5.4 Alternative Graph Design

1.By looking at the visualization, we do not know what the colours represent. We only know that it represents a department. Hence, this would cause misinterpretation in users’ analysis as they may make different assumptions about the different colours on the visualization and what they represent.
Solution: Add a legend on the right of the visualization to indicate the representation of each colour. For example, blue represents Administration. This improves the clarity of the visualization for users.

2.Even though there are labels on each node, it is hard to read because the labels overlay one another.
Solution: Add a box shape to the labels on the visualization. This makes the label of the node visually clearer and readable for users.

3.The details on the labels are too brief. It only tells us the employee’s name and the department that he/she is in.
Solution: Provide users with more information on the employee. For example, his/her title in the department. This can be done using a hover function as it is a convenient and easy way for users to gain more insights from the visualisation and users do not have to click on any node on the visualisation.

4.There are so many employees in the company and it is hard to remember employee names. Hence, this may affect the user experience when using the employee name filter to analyse the visualization.
Solution: Add another drop-down list that allows the user to filter the results by the department. Filtering by department makes it much easier for users to find the employee that they want to analyse/gather insights from.
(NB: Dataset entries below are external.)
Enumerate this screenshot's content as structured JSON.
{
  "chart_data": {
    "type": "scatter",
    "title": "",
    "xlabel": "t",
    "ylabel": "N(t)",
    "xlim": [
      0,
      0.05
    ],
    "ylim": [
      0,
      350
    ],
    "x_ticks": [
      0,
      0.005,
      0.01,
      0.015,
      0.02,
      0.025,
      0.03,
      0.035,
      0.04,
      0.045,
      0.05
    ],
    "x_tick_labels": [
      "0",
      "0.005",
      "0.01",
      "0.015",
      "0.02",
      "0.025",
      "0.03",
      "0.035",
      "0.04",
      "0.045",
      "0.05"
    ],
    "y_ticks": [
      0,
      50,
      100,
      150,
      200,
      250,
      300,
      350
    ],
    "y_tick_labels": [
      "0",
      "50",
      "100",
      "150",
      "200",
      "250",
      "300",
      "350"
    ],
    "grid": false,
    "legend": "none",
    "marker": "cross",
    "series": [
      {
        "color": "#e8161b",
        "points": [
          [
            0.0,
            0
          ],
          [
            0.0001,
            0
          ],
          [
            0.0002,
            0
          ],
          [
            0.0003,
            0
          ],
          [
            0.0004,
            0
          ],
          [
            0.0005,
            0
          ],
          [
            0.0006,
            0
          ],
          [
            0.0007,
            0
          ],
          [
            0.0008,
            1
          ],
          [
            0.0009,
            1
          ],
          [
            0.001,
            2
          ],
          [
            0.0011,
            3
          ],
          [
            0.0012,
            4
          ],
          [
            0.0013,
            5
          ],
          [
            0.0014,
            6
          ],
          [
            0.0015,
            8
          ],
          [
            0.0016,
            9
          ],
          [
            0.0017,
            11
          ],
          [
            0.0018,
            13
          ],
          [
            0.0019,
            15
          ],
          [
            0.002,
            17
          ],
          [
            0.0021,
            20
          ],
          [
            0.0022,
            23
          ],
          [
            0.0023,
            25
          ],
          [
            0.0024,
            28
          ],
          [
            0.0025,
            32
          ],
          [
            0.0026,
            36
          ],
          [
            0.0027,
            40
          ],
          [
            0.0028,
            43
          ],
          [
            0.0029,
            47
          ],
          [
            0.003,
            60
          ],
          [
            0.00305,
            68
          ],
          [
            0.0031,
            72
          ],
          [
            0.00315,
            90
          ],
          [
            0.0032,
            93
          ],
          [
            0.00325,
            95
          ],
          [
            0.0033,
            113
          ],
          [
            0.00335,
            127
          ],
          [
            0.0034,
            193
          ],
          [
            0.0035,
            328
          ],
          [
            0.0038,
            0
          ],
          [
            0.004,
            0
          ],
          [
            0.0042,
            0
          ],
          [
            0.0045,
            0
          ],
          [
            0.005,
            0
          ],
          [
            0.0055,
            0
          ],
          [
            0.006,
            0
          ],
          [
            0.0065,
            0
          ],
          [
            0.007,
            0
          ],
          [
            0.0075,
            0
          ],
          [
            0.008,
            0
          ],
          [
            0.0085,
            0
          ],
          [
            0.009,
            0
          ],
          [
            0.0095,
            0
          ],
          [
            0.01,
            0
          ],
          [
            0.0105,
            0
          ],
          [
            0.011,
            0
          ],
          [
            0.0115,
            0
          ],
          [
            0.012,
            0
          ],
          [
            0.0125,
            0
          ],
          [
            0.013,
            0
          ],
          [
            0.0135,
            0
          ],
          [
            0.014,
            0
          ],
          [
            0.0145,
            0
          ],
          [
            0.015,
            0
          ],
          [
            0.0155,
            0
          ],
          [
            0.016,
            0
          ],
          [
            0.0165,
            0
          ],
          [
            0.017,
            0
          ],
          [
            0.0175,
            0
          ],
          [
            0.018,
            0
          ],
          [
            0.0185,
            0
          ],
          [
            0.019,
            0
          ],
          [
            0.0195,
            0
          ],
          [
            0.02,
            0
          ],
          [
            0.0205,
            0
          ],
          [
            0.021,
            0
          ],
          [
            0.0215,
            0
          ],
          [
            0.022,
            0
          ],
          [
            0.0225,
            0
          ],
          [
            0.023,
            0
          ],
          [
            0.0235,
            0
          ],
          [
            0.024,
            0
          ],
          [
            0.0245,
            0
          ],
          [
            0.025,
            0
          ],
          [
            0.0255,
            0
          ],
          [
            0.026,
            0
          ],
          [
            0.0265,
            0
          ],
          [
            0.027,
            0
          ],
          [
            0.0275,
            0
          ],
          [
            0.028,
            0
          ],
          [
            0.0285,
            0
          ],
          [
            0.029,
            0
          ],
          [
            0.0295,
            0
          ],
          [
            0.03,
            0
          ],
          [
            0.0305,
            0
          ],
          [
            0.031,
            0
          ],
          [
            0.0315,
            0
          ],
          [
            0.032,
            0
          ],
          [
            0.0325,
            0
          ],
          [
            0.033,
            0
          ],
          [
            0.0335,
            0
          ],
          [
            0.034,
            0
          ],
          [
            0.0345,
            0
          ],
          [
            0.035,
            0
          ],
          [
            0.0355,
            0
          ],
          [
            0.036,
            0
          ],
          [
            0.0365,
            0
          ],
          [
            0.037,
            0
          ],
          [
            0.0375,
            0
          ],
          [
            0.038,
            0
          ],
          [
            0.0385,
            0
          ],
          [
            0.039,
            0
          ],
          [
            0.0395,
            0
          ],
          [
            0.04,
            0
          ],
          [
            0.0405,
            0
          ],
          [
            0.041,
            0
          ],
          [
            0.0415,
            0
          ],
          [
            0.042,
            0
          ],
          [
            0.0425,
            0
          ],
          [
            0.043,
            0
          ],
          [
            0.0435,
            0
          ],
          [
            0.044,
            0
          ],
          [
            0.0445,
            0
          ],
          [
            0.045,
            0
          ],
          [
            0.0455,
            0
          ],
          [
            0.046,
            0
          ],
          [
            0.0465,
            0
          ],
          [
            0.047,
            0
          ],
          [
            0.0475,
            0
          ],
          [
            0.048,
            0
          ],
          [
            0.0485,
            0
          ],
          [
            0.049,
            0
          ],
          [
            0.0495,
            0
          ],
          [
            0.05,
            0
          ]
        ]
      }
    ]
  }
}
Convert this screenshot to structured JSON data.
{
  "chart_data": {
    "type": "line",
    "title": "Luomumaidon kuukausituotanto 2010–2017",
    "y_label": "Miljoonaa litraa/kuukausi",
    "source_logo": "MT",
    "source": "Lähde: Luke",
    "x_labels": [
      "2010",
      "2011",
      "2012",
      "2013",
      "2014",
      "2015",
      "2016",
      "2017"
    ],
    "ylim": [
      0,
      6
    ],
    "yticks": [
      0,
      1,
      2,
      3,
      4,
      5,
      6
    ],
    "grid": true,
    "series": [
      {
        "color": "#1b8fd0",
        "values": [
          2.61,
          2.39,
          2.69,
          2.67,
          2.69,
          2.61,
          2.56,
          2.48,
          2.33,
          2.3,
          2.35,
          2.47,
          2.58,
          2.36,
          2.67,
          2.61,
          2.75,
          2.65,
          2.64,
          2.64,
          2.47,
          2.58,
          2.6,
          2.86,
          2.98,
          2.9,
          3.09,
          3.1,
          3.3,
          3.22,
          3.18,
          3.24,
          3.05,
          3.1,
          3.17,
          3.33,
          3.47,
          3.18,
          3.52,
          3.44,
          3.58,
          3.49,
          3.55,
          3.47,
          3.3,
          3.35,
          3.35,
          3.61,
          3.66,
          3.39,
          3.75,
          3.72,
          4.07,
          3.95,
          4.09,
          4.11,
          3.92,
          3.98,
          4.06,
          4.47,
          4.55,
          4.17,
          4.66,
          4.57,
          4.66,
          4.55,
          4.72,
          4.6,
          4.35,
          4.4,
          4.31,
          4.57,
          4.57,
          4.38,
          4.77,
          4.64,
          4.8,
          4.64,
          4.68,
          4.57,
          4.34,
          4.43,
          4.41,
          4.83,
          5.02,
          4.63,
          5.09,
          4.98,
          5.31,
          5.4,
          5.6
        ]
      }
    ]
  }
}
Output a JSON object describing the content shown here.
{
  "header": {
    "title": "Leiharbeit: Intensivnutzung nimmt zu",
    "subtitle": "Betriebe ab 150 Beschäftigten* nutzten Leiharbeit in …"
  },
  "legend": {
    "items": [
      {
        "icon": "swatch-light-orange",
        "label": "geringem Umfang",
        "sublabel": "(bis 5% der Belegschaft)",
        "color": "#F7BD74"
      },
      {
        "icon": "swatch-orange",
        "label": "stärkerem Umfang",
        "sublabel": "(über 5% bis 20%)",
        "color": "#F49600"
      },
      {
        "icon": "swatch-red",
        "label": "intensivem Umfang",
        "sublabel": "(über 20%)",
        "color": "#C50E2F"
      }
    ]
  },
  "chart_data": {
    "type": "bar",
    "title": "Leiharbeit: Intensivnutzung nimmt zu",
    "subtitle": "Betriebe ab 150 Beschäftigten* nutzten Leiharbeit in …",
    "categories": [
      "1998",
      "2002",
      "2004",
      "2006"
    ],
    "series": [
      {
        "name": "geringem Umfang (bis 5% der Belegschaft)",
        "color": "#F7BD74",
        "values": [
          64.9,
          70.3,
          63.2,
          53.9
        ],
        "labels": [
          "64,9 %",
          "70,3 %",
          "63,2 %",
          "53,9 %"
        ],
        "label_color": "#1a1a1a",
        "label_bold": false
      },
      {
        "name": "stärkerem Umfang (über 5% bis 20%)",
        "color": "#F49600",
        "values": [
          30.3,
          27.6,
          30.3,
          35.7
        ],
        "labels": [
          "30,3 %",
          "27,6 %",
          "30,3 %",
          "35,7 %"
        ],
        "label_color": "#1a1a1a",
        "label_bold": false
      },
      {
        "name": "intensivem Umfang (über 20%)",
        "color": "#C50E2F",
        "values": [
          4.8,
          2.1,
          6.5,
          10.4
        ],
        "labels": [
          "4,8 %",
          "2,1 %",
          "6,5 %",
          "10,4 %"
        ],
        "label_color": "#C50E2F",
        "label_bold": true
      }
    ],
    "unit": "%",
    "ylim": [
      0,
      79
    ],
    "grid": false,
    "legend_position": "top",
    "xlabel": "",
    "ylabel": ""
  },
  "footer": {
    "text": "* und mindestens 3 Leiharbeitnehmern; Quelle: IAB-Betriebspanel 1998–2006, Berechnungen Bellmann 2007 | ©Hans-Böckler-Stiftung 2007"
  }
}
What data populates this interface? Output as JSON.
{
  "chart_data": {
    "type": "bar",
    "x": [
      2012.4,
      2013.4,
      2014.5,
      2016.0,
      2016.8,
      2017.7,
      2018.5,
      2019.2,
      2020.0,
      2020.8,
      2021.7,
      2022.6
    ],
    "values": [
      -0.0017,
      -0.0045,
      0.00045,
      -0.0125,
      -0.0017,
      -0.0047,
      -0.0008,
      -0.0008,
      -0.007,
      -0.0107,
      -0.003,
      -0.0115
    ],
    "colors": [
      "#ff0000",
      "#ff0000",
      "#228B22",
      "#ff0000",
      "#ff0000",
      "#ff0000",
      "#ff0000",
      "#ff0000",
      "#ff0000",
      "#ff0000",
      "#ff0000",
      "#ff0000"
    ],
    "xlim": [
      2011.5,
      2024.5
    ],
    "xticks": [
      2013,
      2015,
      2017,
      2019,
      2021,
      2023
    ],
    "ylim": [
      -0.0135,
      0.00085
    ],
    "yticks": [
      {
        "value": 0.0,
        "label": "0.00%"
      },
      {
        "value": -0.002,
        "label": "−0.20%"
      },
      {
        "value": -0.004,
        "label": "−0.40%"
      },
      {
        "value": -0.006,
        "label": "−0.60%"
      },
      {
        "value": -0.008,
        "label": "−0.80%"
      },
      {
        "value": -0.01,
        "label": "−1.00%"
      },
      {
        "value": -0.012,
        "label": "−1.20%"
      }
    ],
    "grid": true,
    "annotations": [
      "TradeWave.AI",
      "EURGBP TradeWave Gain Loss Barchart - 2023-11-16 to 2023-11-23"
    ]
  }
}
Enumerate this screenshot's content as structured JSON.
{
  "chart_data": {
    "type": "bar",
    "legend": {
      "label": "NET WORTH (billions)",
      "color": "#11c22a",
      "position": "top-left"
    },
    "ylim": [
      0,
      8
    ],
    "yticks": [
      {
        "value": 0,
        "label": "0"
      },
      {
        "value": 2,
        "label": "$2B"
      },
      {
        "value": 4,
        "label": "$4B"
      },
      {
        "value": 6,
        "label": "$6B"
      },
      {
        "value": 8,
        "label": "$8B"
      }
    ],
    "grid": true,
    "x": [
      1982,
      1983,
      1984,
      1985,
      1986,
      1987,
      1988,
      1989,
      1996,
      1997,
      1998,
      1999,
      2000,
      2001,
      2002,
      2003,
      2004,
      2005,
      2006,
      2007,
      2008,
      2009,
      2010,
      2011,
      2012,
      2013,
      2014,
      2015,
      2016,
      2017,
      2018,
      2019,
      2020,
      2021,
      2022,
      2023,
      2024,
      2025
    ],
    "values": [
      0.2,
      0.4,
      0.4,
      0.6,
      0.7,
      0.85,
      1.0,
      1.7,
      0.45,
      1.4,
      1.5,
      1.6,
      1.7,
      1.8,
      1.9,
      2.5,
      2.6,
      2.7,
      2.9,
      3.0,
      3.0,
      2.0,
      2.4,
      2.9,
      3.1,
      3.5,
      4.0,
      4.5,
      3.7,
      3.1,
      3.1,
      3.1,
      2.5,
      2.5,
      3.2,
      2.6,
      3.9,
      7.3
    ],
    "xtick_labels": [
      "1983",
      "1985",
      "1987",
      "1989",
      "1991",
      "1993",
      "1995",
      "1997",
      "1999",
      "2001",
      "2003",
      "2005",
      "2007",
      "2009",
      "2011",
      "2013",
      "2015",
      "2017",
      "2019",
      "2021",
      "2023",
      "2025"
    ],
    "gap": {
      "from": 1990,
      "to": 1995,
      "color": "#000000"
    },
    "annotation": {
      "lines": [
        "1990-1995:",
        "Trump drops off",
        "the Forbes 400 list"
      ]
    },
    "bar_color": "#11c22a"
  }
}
When a department is selected, users can select the employee that they want to analyse.


Sketch of alternative graph design

  visNetwork(GAStech_nodes_vn, GAStech_edges_aggregated, width = "100%", main = "Interactive Network Graph (Alternative Design)") %>%
  visIgraphLayout(layout = "layout_with_fr") %>%
  visEdges(arrows = "to", smooth = FALSE) %>%
  visPhysics(stabilization = FALSE) %>%
  visInteraction(dragNodes = TRUE, dragView = TRUE, zoomView = TRUE) %>%
  visNodes(shape="box", labelHighlightBold = TRUE, font = list(size=50)) %>%
  visOptions(highlightNearest = list(enabled = TRUE, hover = TRUE, algorithm = "hierarchical"), nodesIdSelection = list(enabled = TRUE, main = "Employees"), selectedBy = list(variable="group", main = "Department"), manipulation = TRUE) %>%
  visLegend(position="right", zoom=FALSE, main = list(text = "Department", style = "color:#00000;font-size:12px;text-align:center;"))